List Decoding Bounds for Binary Codes with Noiseless Feedback
Meghal Gupta, Rachel Yun Zhang
TL;DR
The paper studies list-decoding radii for binary error-correcting codes with noiseless feedback. It establishes an unconditional upper bound of $r<\tfrac{1}{2}-\tfrac{1}{2^{\ell+2}-2}$ for any list size $\ell$, and proves that the Spencer–Winkler construction achieves $(2,\tfrac{3}{7}-\varepsilon)$-list decodability, matching the upper bound for $\ell=2$. It also shows that this approach fails to reach the bound for $\ell=3$, via a concrete adversarial strategy that reduces decodability to at most $(3,\tfrac{31}{67}+\varepsilon)$, highlighting a gap and prompting questions about the true asymptotics. The work uses a coin-game reformulation to translate feedback communication into combinatorial dynamics, enabling unconditional bounds and constructive protocols. Overall, the results separate the feedback-list-decoding landscape from the non-feedback case (where the radius approaches $1/2$ more slowly) and open avenues for exploring exponential versus subexponential improvements in the radius with increasing list size.
Abstract
In an error-correcting code, a sender encodes a message $x \in \{ 0, 1 \}^k$ such that it is still decodable by a receiver on the other end of a noisy channel. In the setting of \emph{error-correcting codes with feedback}, after sending each bit, the sender learns what was received at the other end and can tailor future messages accordingly.

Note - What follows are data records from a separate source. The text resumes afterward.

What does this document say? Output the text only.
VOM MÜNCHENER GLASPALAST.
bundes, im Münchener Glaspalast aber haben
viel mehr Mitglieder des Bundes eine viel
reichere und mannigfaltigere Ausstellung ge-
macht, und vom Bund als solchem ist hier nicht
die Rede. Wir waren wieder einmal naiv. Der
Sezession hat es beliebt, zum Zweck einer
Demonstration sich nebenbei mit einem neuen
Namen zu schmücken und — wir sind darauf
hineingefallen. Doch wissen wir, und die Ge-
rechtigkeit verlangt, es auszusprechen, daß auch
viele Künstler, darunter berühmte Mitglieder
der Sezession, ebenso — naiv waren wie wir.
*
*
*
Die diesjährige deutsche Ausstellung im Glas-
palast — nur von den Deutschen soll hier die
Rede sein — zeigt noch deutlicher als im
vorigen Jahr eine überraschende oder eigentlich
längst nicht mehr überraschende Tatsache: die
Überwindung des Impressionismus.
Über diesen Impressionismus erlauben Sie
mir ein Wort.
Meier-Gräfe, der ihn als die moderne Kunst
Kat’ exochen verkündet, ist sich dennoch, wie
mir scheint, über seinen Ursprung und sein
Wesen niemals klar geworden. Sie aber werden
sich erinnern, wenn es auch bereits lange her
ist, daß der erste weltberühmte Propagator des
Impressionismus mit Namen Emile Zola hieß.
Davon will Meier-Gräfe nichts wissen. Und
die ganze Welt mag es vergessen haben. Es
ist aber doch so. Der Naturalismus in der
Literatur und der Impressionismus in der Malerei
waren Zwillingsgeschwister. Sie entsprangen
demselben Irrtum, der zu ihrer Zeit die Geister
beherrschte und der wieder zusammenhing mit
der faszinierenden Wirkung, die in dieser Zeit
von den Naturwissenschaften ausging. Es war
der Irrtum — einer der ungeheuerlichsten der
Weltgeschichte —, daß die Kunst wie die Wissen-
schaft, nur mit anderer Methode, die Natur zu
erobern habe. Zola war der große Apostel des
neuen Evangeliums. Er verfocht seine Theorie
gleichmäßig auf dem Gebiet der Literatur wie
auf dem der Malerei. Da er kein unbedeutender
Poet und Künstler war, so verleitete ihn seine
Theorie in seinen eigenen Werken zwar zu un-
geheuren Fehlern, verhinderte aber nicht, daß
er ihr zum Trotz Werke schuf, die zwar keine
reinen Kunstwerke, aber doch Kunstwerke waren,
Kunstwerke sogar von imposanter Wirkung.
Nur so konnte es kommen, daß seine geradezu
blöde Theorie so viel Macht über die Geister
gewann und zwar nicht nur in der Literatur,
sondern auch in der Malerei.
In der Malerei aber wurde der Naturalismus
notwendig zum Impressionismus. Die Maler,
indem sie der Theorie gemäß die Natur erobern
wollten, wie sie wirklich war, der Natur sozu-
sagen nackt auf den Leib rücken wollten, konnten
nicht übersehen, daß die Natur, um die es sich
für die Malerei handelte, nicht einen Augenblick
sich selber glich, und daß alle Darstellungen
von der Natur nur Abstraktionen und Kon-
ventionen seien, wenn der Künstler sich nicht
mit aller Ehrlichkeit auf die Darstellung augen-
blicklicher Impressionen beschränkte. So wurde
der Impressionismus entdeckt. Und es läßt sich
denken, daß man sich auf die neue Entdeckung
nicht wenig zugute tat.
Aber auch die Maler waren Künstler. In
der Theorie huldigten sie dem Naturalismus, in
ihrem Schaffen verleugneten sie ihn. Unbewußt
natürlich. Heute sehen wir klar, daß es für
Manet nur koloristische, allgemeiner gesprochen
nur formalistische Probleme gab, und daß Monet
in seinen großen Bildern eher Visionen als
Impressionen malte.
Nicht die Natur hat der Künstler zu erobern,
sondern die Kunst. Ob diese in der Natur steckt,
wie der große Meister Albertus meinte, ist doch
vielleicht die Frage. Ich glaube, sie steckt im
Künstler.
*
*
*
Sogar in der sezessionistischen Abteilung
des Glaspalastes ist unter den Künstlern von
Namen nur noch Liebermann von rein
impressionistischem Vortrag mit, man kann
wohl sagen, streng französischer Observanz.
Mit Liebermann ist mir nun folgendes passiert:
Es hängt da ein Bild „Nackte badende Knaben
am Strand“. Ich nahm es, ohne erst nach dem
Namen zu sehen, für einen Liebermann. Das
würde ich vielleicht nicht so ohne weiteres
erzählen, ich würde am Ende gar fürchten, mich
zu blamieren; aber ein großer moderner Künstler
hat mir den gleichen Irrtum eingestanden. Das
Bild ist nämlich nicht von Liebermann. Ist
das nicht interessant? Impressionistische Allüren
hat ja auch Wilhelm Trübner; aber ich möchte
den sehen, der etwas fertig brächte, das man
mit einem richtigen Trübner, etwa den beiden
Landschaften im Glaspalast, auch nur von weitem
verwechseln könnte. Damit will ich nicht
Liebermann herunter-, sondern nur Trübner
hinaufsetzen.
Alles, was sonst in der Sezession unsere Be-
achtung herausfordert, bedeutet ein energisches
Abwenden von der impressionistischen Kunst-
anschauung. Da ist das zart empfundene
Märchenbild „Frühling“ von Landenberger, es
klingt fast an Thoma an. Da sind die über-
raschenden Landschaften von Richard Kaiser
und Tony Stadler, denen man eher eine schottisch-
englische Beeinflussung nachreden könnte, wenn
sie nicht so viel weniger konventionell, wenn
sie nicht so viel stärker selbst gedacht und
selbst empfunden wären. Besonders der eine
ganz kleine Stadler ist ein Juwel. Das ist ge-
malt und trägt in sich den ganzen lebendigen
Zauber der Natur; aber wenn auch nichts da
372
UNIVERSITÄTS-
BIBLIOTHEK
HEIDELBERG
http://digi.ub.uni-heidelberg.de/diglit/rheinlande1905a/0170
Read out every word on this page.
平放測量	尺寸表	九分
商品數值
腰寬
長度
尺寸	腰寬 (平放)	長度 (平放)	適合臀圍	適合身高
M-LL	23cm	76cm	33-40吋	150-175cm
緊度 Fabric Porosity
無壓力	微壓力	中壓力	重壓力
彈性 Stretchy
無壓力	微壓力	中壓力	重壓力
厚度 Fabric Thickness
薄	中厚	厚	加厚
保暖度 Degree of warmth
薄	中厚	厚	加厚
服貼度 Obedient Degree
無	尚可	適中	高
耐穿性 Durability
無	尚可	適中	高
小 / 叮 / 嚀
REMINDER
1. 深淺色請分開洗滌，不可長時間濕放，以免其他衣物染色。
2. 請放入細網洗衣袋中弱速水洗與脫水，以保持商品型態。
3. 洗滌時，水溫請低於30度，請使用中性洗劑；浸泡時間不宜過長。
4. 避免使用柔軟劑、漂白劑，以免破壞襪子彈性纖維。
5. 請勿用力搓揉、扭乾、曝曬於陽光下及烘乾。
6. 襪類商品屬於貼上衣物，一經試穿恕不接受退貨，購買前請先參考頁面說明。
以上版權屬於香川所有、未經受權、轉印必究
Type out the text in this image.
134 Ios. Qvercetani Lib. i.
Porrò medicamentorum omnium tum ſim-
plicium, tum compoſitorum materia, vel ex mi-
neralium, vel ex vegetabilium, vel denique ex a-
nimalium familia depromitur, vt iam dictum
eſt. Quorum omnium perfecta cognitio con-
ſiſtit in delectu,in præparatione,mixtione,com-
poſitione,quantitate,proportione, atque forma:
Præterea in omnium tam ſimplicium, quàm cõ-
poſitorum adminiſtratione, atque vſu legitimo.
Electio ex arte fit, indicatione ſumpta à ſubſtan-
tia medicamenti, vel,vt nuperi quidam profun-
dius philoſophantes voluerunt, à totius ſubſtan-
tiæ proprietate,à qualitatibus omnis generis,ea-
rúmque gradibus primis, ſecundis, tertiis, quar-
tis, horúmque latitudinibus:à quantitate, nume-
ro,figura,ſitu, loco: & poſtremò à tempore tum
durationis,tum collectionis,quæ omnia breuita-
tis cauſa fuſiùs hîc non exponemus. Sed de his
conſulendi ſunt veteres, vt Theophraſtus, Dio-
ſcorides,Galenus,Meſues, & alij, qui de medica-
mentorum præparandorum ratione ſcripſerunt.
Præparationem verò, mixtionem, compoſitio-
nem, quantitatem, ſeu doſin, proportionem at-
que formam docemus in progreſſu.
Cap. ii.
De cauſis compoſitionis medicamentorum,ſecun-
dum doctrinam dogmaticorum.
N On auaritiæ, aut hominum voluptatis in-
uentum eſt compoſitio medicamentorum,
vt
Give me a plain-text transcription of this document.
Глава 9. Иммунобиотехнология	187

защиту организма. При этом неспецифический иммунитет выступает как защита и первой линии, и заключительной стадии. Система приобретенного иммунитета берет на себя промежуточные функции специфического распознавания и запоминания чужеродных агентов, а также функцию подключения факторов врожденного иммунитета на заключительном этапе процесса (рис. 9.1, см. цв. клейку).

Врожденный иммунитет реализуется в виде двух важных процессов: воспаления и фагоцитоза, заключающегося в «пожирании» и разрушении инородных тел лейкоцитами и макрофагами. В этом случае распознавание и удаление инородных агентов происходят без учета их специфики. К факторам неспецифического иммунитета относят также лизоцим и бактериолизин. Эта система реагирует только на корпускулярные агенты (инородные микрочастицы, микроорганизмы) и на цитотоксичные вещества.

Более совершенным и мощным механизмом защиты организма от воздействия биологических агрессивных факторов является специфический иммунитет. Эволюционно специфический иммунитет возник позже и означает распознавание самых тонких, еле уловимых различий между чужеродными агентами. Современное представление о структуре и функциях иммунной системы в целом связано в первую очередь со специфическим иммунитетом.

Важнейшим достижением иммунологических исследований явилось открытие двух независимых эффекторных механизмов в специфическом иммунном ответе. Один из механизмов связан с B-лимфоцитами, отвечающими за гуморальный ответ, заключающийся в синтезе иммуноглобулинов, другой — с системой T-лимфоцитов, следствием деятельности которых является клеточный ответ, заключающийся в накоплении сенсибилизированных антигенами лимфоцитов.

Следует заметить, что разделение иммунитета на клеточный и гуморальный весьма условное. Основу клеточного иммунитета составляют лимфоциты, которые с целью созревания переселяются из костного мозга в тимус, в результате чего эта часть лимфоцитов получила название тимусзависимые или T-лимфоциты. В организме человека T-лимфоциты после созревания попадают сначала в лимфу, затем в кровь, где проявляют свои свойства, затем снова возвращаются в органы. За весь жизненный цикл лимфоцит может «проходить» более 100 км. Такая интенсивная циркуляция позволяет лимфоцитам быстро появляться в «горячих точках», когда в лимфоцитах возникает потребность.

While the unique decoding radius of feedback codes has long been known to be $\frac13$, the list decoding capabilities of feedback codes is not well understood. In this paper, we provide the first nontrivial bounds on the list decoding radius of feedback codes for lists of size $\ell$. For $\ell = 2$, we fully determine the $2$-list decoding radius to be $\frac37$. For larger values of $\ell$, we show an upper bound of $\frac12 - \frac{1}{2^{\ell + 2} - 2}$, and show that the same techniques for the $\ell = 2$ case cannot match this upper bound in general.